AI Exposure != AI Replacement Risk
People always conflate the two. I see the Karpathy heatmap that everyone is spamming right now. I saw the Anthropic article. I saw the Microsoft article. But honestly I think people are interpreting these completely wrong.
AI exposure does not mean a job is going to disappear. It simply means AI can perform or assist with a meaningful portion of the tasks inside that job. That distinction matters a lot. A job is not a single action. It is a big bundle of responsibilities, judgment, coordination, and decision making.
Take software engineering as the obvious example. Writing code is only one part of the job. There is debugging weird failures, figuring out unclear requirements, coordinating with product, design, and stakeholders, making architecture decisions, reviewing pull requests, deploying systems, and dealing with operational issues. LLMs are already extremely good at a subset of those tasks. Code generation, refactoring, tests, documentation. But the rest of the work is still messy, contextual, and often organizational.
So when a chart says software engineers have high AI exposure, all that really means is that AI can participate in a lot of the work. That is not the same thing as saying the role disappears.
The jobs that will actually vanish all have something different in common. The workflow is usually a simple pipeline that AI can complete end to end. A classic example is data entry. The job is basically reading information, structuring it, and inputting it into a system. Once AI can do those three steps reliably, the role disappears because there is no remaining judgment or coordination needed. The role was always the task itself.

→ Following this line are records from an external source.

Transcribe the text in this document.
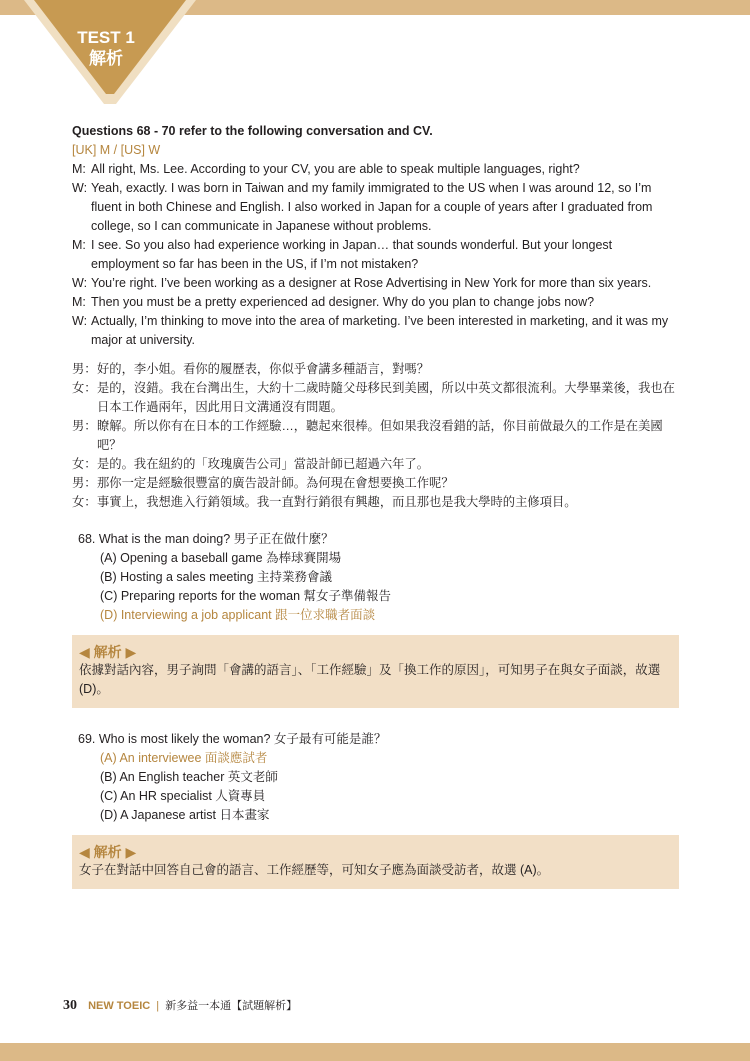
TEST 1
解析
Questions 68 - 70 refer to the following conversation and CV.
[UK] M / [US] W
M: All right, Ms. Lee. According to your CV, you are able to speak multiple languages, right?
W: Yeah, exactly. I was born in Taiwan and my family immigrated to the US when I was around 12, so I’m fluent in both Chinese and English. I also worked in Japan for a couple of years after I graduated from college, so I can communicate in Japanese without problems.
M: I see. So you also had experience working in Japan… that sounds wonderful. But your longest employment so far has been in the US, if I’m not mistaken?
W: You’re right. I’ve been working as a designer at Rose Advertising in New York for more than six years.
M: Then you must be a pretty experienced ad designer. Why do you plan to change jobs now?
W: Actually, I’m thinking to move into the area of marketing. I’ve been interested in marketing, and it was my major at university.
男： 好的，李小姐。看你的履歷表，你似乎會講多種語言，對嗎？
女： 是的，沒錯。我在台灣出生，大約十二歲時隨父母移民到美國，所以中英文都很流利。大學畢業後，我也在日本工作過兩年，因此用日文溝通沒有問題。
男： 瞭解。所以你有在日本的工作經驗…，聽起來很棒。但如果我沒看錯的話，你目前做最久的工作是在美國吧？
女： 是的。我在紐約的「玫瑰廣告公司」當設計師已超過六年了。
男： 那你一定是經驗很豐富的廣告設計師。為何現在會想要換工作呢？
女： 事實上，我想進入行銷領域。我一直對行銷很有興趣，而且那也是我大學時的主修項目。
68. What is the man doing? 男子正在做什麼？
(A) Opening a baseball game 為棒球賽開場
(B) Hosting a sales meeting 主持業務會議
(C) Preparing reports for the woman 幫女子準備報告
(D) Interviewing a job applicant 跟一位求職者面談
◀ 解析 ▶
依據對話內容，男子詢問「會講的語言」、「工作經驗」及「換工作的原因」，可知男子在與女子面談，故選 (D)。
69. Who is most likely the woman? 女子最有可能是誰？
(A) An interviewee 面談應試者
(B) An English teacher 英文老師
(C) An HR specialist 人資專員
(D) A Japanese artist 日本畫家
◀ 解析 ▶
女子在對話中回答自己會的語言、工作經歷等，可知女子應為面談受訪者，故選 (A)。
30 NEW TOEIC | 新多益一本通【試題解析】
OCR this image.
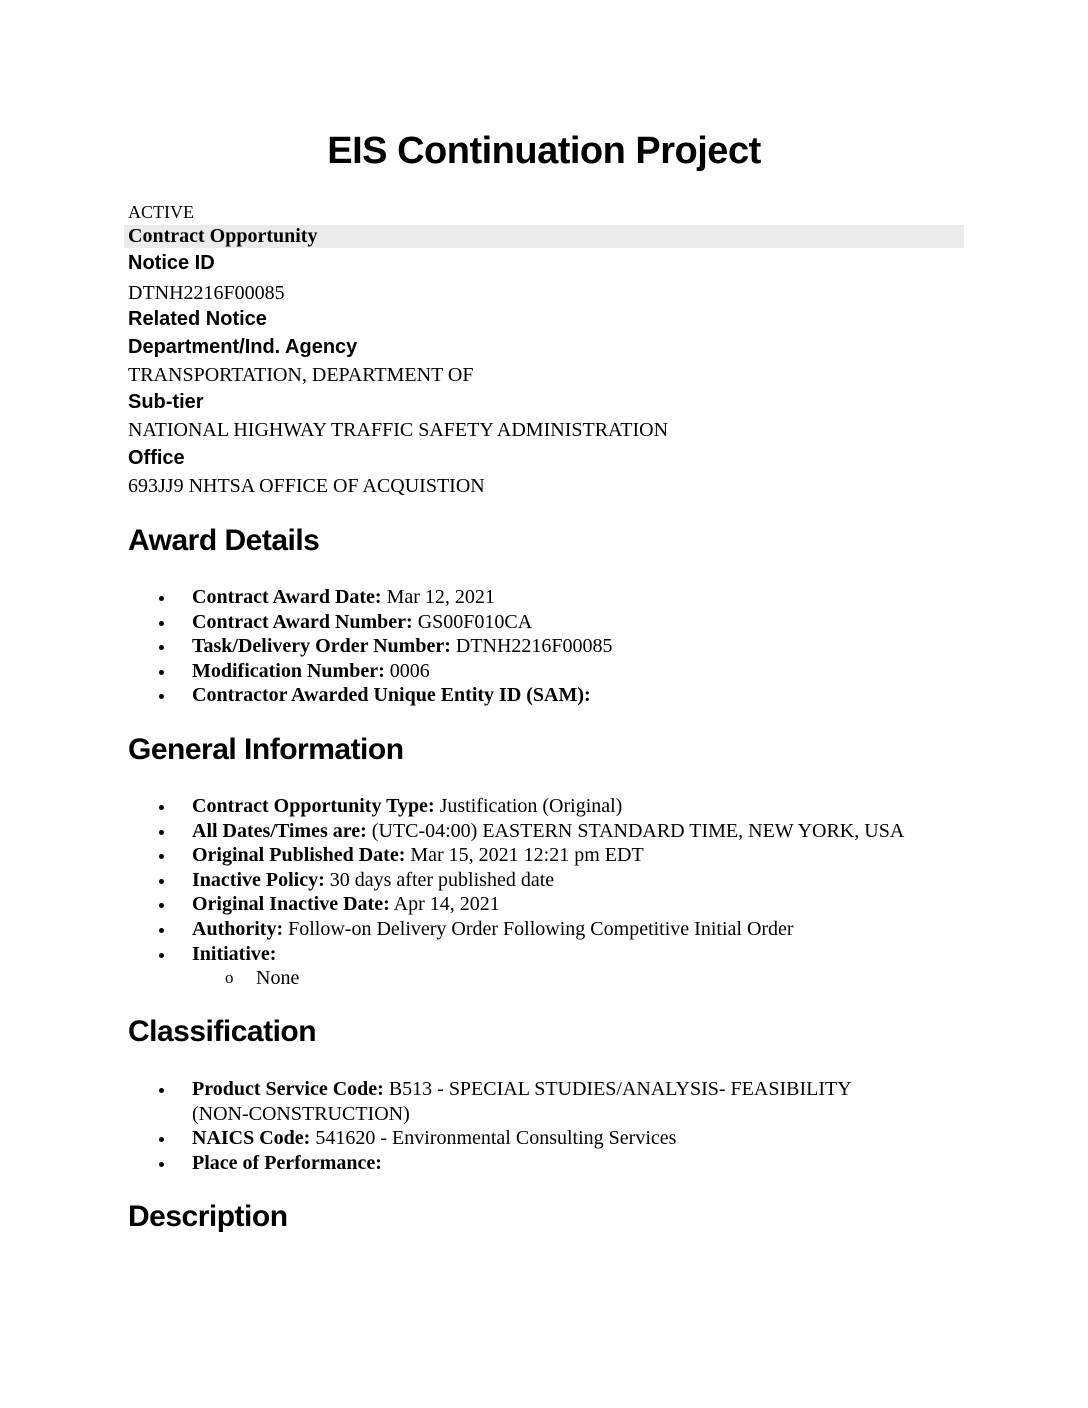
EIS Continuation Project
ACTIVE
Contract Opportunity
Notice ID
DTNH2216F00085
Related Notice
Department/Ind. Agency
TRANSPORTATION, DEPARTMENT OF
Sub-tier
NATIONAL HIGHWAY TRAFFIC SAFETY ADMINISTRATION
Office
693JJ9 NHTSA OFFICE OF ACQUISTION
Award Details
Contract Award Date: Mar 12, 2021
Contract Award Number: GS00F010CA
Task/Delivery Order Number: DTNH2216F00085
Modification Number: 0006
Contractor Awarded Unique Entity ID (SAM):
General Information
Contract Opportunity Type: Justification (Original)
All Dates/Times are: (UTC-04:00) EASTERN STANDARD TIME, NEW YORK, USA
Original Published Date: Mar 15, 2021 12:21 pm EDT
Inactive Policy: 30 days after published date
Original Inactive Date: Apr 14, 2021
Authority: Follow-on Delivery Order Following Competitive Initial Order
Initiative:
o None
Classification
Product Service Code: B513 - SPECIAL STUDIES/ANALYSIS- FEASIBILITY (NON-CONSTRUCTION)
NAICS Code: 541620 - Environmental Consulting Services
Place of Performance:
Description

Most professional jobs do not look like that. They are messy bundles of tasks, and AI ends up taking over pieces of the workflow rather than the entire thing.
What AI exposure actually predicts is something else entirely. First, massive productivity gains. One person can simply do more work. This is already obvious in software engineering. Second, the junior work gets eaten first. Boilerplate, drafts, simple analysis, repetitive tasks. Entry level roles shrink because the training wheels work gets automated away, which does create real risk for new grads trying to break into the industry. Third, teams compress. The role still exists, but fewer people are required to do it.
Final Thoughts
Agents fail because specs are bad. That security issue? Well, technically, you didn't tell it not to do that. The spec was bad. The bug? The spec didn't handle that edge case. The spec was bad.
The average model with extremely high quality context will always outperform a frontier model with low quality / no context. You need clean repositories, well structured specs, good documentation, reliable tools (CLIs / commands).
The best engineers will be the orchestrators who are great at commanding tons of agents and load balancing context and being the bridge between humans, requirements, and machine. I think all good engineers will be "technical directors", just directing agents. The amazing engineers will also know when the output/context is bad, too. They will know when a spec is bad.